As the gospel choir, here for this year’s version of the festival, swayed their way onto the stage and remained for the better part of an hour, the crowd became increasingly entranced with the performance. The children in the stands mimed the dance moves as best they could.
The choir, led by Jackson Lino of World Relief Spokane, is made up entirely of refugee children from multiple African countries. Lino, himself a 29-year-old refugee from Sudan who came to Boise when he was 12, said the choir’s mission has, and always will be, to bring “unity and diversity to music.”
“I thought the kids were engaging,” he said after the performance, as the children lined up in a nearby hallway to use the bathroom.
During their show, 10-year-old Shadrach Mungualinipa, from the Democratic Republic of Congo, took center stage and introduced himself.
“Hello everybody,” he said. “Are you guys having a good time?”
“Yeah!” the audience shouted.
Singing a wide range of gospel music, including modern Christian songs in English and songs in Swahili – a language originating from the Swahili people of eastern and southeastern Africa – the group touched on many of the issues facing young refugees today.
Specifically, Lino said, a broad range of emotions shared by the children after President Donald Trump’s refugee ban was upheld by the U.S. Supreme Court in September. Though admissions can now be resumed with increased screening, Lino said it’s been tough on families who have been separated for months without contact.

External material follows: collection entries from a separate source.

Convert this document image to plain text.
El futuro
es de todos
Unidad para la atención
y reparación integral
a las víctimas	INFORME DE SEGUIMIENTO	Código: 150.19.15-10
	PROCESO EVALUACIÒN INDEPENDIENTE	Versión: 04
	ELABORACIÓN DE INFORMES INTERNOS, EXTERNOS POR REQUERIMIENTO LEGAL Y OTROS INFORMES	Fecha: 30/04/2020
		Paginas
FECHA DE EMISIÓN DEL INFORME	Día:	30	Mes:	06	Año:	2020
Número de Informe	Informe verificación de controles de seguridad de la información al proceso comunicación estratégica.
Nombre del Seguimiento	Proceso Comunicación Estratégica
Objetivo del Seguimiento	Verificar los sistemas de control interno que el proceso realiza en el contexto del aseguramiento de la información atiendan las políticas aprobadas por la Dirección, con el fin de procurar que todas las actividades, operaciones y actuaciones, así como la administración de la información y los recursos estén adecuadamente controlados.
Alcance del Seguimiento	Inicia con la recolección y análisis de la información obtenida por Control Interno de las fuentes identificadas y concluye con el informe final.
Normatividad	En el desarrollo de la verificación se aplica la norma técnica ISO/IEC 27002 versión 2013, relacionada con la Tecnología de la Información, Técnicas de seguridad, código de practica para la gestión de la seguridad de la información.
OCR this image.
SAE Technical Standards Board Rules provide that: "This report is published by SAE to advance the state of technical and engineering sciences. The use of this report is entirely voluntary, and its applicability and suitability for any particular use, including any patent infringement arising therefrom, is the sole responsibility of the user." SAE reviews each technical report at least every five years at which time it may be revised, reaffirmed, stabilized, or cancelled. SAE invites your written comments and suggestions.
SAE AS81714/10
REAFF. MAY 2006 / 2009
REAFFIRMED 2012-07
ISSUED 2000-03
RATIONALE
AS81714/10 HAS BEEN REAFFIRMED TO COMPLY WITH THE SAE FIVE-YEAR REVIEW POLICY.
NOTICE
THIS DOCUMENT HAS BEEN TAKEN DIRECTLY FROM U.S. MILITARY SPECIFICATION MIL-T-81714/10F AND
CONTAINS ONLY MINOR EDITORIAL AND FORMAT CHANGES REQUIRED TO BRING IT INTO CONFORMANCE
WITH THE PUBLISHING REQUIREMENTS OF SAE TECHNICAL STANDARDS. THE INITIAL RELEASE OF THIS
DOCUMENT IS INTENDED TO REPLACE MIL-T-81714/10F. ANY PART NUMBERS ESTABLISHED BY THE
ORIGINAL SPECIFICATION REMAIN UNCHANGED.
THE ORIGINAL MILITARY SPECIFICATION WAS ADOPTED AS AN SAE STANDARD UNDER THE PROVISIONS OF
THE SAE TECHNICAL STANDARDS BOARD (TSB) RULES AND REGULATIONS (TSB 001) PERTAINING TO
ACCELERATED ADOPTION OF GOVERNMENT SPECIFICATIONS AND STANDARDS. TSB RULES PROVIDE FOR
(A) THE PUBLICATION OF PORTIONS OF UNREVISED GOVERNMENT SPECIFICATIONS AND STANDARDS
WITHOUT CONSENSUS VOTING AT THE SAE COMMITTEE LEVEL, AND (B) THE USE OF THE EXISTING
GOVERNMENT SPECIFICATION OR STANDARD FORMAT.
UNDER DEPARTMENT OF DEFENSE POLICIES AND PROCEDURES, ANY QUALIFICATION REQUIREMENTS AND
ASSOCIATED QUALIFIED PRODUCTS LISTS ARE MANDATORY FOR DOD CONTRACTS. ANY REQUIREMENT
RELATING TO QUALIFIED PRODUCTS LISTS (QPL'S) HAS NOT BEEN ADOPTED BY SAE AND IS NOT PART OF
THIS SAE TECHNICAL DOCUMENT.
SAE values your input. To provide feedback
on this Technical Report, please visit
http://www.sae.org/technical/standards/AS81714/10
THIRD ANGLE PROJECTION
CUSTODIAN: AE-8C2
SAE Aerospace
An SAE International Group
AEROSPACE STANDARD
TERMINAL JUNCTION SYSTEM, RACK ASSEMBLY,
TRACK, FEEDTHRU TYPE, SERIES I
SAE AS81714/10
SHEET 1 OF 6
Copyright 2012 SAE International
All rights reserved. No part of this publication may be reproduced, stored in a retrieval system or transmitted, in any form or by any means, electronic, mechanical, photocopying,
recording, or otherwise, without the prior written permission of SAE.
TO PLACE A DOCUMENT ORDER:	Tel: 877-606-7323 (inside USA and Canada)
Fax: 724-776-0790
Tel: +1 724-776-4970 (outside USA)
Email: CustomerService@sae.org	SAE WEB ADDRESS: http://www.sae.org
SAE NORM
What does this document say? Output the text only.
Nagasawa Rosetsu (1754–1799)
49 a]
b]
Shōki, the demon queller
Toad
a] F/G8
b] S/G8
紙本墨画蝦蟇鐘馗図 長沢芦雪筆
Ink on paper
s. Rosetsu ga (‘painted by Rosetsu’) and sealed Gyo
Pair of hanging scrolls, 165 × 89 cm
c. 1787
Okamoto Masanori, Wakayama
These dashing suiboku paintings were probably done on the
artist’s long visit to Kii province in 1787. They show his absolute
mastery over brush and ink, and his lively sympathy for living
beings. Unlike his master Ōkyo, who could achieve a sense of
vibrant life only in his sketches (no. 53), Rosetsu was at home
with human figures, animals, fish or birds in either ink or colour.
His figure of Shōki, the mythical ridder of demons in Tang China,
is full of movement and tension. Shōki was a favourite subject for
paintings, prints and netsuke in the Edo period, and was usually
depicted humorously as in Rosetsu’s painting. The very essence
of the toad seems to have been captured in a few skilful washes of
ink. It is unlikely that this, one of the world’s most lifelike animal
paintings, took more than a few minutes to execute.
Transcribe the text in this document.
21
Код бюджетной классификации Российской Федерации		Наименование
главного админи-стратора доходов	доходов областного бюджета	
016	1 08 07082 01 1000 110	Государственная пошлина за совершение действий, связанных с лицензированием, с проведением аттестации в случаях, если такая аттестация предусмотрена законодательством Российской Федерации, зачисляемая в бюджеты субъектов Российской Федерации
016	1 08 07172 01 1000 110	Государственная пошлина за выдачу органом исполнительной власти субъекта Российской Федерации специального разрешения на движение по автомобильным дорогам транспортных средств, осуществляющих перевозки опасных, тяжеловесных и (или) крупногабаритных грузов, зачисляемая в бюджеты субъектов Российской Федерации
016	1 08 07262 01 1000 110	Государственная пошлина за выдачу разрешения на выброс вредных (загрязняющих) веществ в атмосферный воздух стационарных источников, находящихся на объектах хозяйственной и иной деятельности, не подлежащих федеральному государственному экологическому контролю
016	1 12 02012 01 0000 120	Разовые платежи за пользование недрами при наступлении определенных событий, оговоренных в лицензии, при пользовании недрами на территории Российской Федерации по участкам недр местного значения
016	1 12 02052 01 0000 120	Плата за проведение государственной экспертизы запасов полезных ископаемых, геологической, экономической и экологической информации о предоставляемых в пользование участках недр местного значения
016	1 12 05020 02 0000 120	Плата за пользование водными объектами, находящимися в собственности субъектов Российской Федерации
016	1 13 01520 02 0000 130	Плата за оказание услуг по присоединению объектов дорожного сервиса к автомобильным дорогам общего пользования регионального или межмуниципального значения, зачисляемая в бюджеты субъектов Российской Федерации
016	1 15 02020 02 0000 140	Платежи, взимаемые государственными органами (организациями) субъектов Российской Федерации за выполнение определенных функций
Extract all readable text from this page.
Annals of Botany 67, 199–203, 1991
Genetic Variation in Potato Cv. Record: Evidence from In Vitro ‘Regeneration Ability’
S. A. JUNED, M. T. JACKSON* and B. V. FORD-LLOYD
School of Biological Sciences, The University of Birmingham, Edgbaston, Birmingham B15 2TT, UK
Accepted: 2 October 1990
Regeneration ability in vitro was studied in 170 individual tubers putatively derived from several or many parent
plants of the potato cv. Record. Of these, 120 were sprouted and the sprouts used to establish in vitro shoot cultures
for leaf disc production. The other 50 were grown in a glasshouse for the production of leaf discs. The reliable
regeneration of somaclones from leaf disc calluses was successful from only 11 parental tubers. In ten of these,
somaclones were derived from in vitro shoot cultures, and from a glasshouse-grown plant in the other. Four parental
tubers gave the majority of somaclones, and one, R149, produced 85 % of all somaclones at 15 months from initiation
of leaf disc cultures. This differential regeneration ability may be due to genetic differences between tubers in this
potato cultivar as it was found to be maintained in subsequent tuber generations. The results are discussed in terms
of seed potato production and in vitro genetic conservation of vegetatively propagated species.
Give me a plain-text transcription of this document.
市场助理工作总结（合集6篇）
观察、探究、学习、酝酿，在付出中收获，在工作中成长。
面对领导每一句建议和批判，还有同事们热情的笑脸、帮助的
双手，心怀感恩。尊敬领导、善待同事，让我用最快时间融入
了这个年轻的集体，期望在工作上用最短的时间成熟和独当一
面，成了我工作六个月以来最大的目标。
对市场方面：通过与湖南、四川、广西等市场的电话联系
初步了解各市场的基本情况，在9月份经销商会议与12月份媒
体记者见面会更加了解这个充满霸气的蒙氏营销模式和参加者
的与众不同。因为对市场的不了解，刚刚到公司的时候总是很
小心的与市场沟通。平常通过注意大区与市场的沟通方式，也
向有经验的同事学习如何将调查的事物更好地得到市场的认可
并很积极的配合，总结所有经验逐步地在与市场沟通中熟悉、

“It’s heartbreaking,” he said.
With lyrics such as “I know who I am,” “I’m no longer a slave, I’m a child of God,” and “I am not forgotten, never forsaken,” the children’s voices seemed to resonate with the crowd. As the choir ventured off the stage, everyone stood and clapped; some with tears in their eyes.
“It’s always a blessing to see,” Lino said of the crowd’s energy.
Elsewhere at the festival, people moseyed between musical acts and perused a long list of wares, including handmade guitars, scarves, hats and baked goods.
Bob Kurztman, his wife and three kids, plopped down next to a band warming up for their 1:30 p.m. set. A crowd had gathered to hear them play.
Festival regulars before their children were born, Kurztman said he and his wife were excited to hit up as many musical acts as they could before their children whisked them away for a nap, or food. Maybe both.
“Now we just try and catch what fish we can when they come through,” the young father said.